Chantre de la diversité culturelle, il explore les richesses de notre différence et invite les mauritaniens à l’exploiter. «Arrivé au marché, je ne serai pas à l’aise, si, je ne vois que les dattes, les mangues ou les oranges. Je dois quand même jouir de l’ensemble des fruits», explique-t-il.
Sous d’autres univers, il entraine également le visiteur dans la vie du nomade, les moments autour du thé, lui pousse la porte des 40 savants à Ouadane, la ville historique, le place subitement face à la réalité têtue de l’immigration clandestine.
Chez cet esprit libre et rebelle, on ne cesse de se réinventer, de pousser un cri de liberté et de révolution dans ses tableaux sans cesse envahis par les esprits du désert.
Contrairement aux apparences, Hamid est avant tout un peintre du désert, des souvenirs d’une enfance perdue entre le nord et le sud. Depuis plus de 17 ans, il affectionne la peinture, excelle notamment dans la technique naïve. Sa vie porte les empreintes d’un esprit libre, les griffes d’une gueule qui n’a pas hésité à claquer les portes de l’armée.
Né en 1960 à Rosso, dans le sud de la Mauritanie, Hamid a passé toute son adolescence à Nouakchott. A 17 ans, l’armée lui fait de l’œil. «En 1977, Nouakchott est bombardé au mortier par le Polisario. Cela m’a révolté», se souvient-il encore.

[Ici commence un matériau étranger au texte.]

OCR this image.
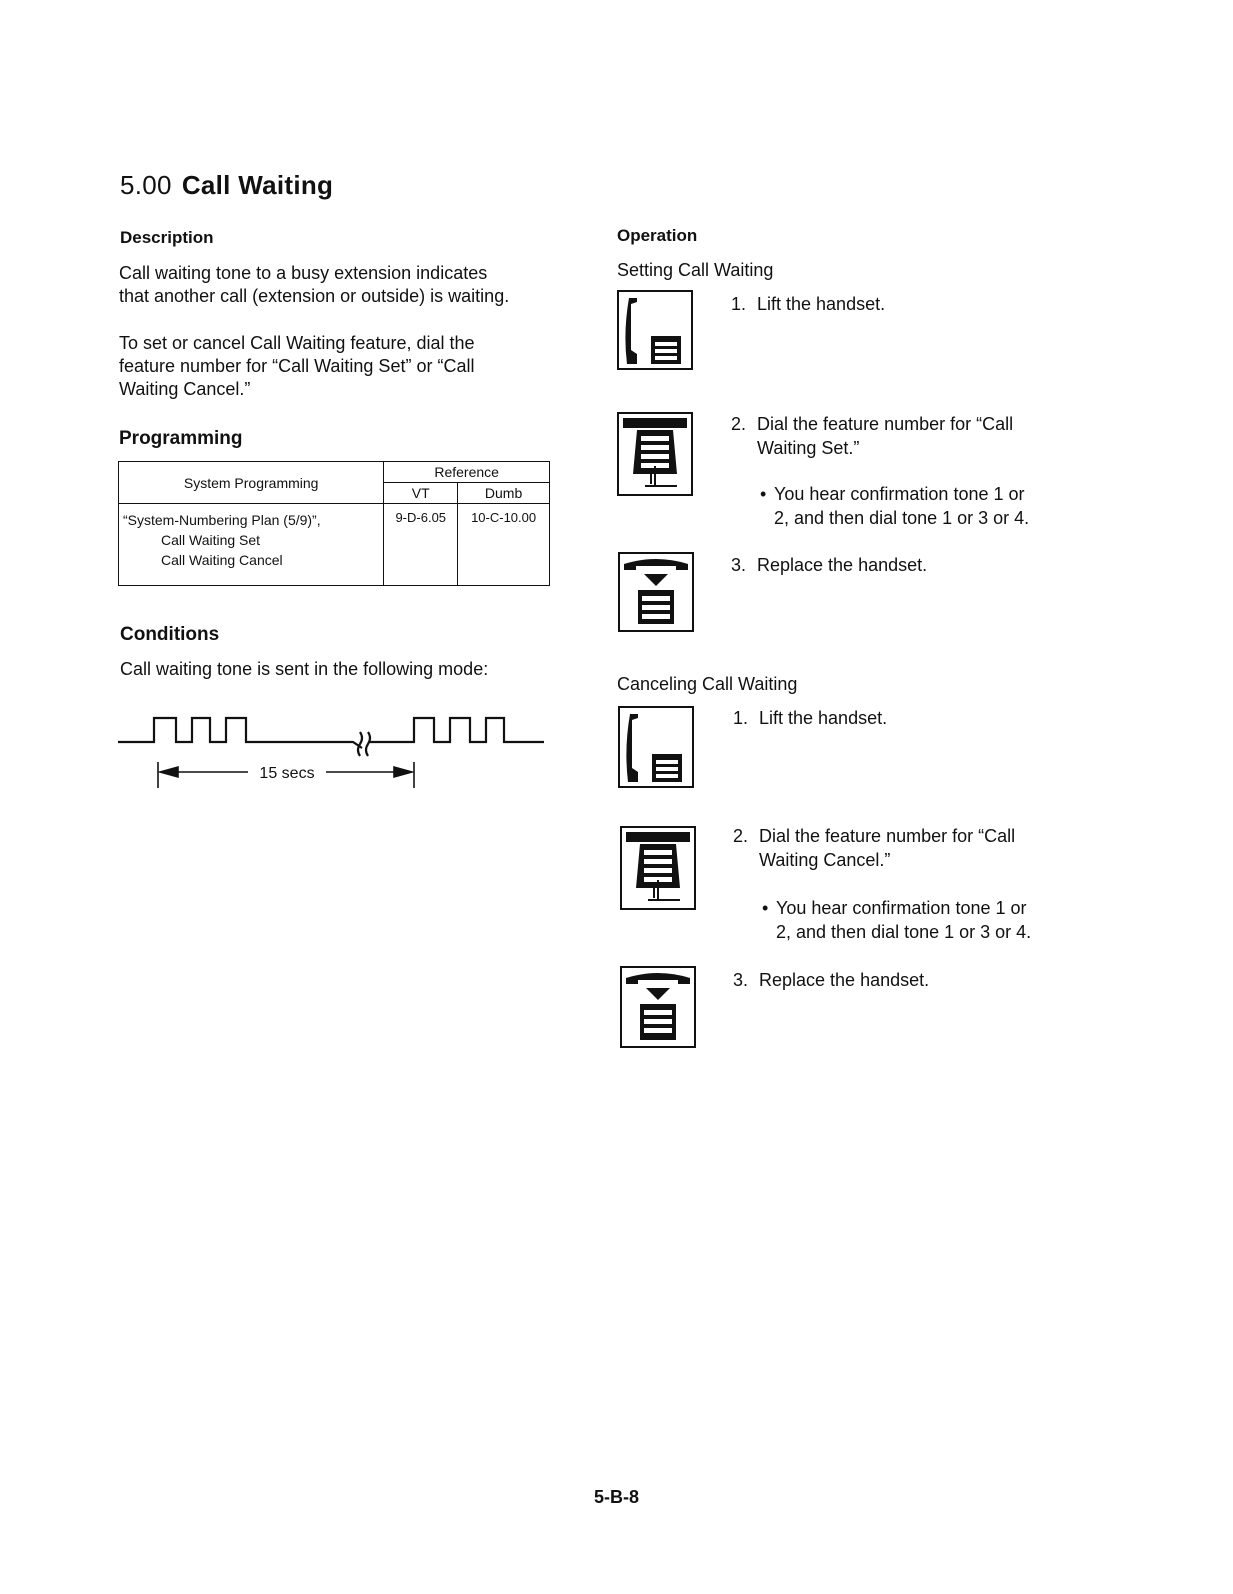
5.00 Call Waiting
Description
Call waiting tone to a busy extension indicates
that another call (extension or outside) is waiting.
To set or cancel Call Waiting feature, dial the
feature number for “Call Waiting Set” or “Call
Waiting Cancel.”
Programming
System Programming	Reference	
	VT	Dumb

“System-Numbering Plan (5/9)”,
Call Waiting Set
Call Waiting Cancel	9-D-6.05	10-C-10.00
Conditions
Call waiting tone is sent in the following mode:
15 secs
Operation
Setting Call Waiting
1. Lift the handset.
2. Dial the feature number for “Call
Waiting Set.”
• You hear confirmation tone 1 or
2, and then dial tone 1 or 3 or 4.
3. Replace the handset.
Canceling Call Waiting
1. Lift the handset.
2. Dial the feature number for “Call
Waiting Cancel.”
• You hear confirmation tone 1 or
2, and then dial tone 1 or 3 or 4.
3. Replace the handset.
5-B-8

Le jeune adolescent décide alors de s’enrôler dans l’armée mauritanienne. «Pour défendre et sauver ma patrie, ma famille », dit-il. Débute pour lui une nouvelle expérience d’une vie très mouvementée. Mais, cet admirateur de feu Moktar Ould Daddah va très vite déchanter, quelques mois seulement, après la prise de pouvoir par les militaires.
«Petit à petit, je commençais à voir, au sein de l’armée, des choses que je ne supportais pas comme le racisme, la corruption, le favoritisme», explique-t-il. «Après le coup d’Etat de 1978, les choses ne se sont pas déroulées comme je l’imaginais, assure-t-il. Je croyais qu’on était des citoyens égaux, ayant le même esprit de défense des intérêts du pays et de la population. Le programme militaire que l’on vivait était insupportable».
Résultat : il se révolte. Sa hiérarchie le sanctionne en le faisant passer à la case prison à deux reprises pour manque de discipline. Petit à petit, être sous les drapeaux devient «insupportable» pour lui. Il finit par quitter définitivement l’armée, convaincu qu’il venait de faire sa «révolution».
Il redécouvre la vie civile, se recycle dans la mécanique, après avoir subi une formation au Centre de Formation et de Perfectionnement Professionnel (CFPP) de Nouakchott. A sa sortie, il travaillera à la Société Africaine de Forage (SAFOR), avant de se lancer dans la pêche industrielle, à Nouadhibou, où il restera neuf bonnes années. Sur pression familiale notamment de sa mère, il revient à Nouakchott, y ouvre un atelier de calligraphie à la Médina R.
Lui qui a toujours aimé la peinture d’un amour total et fou rencontre donc Brahim Bocoum, président de l’Association Mauritanienne des Artistes Peintres (AMAP), qui s’étonne de sa «main artistique». Il est présenté aux autres membres de l’AMAP.
«Je me suis retrouvé dans mon engrenage», martèle-t-il. Il se met à exposer, d’abord collectivement, puis individuellement. Aujourd’hui, ces tableaux décorent les salons des maisons, les hôtels, les bâtiments publics, les ambassades. «Ma peinture est beaucoup plus apprécie par les occidentaux que par les mauritaniens», souligne-t-il néanmoins.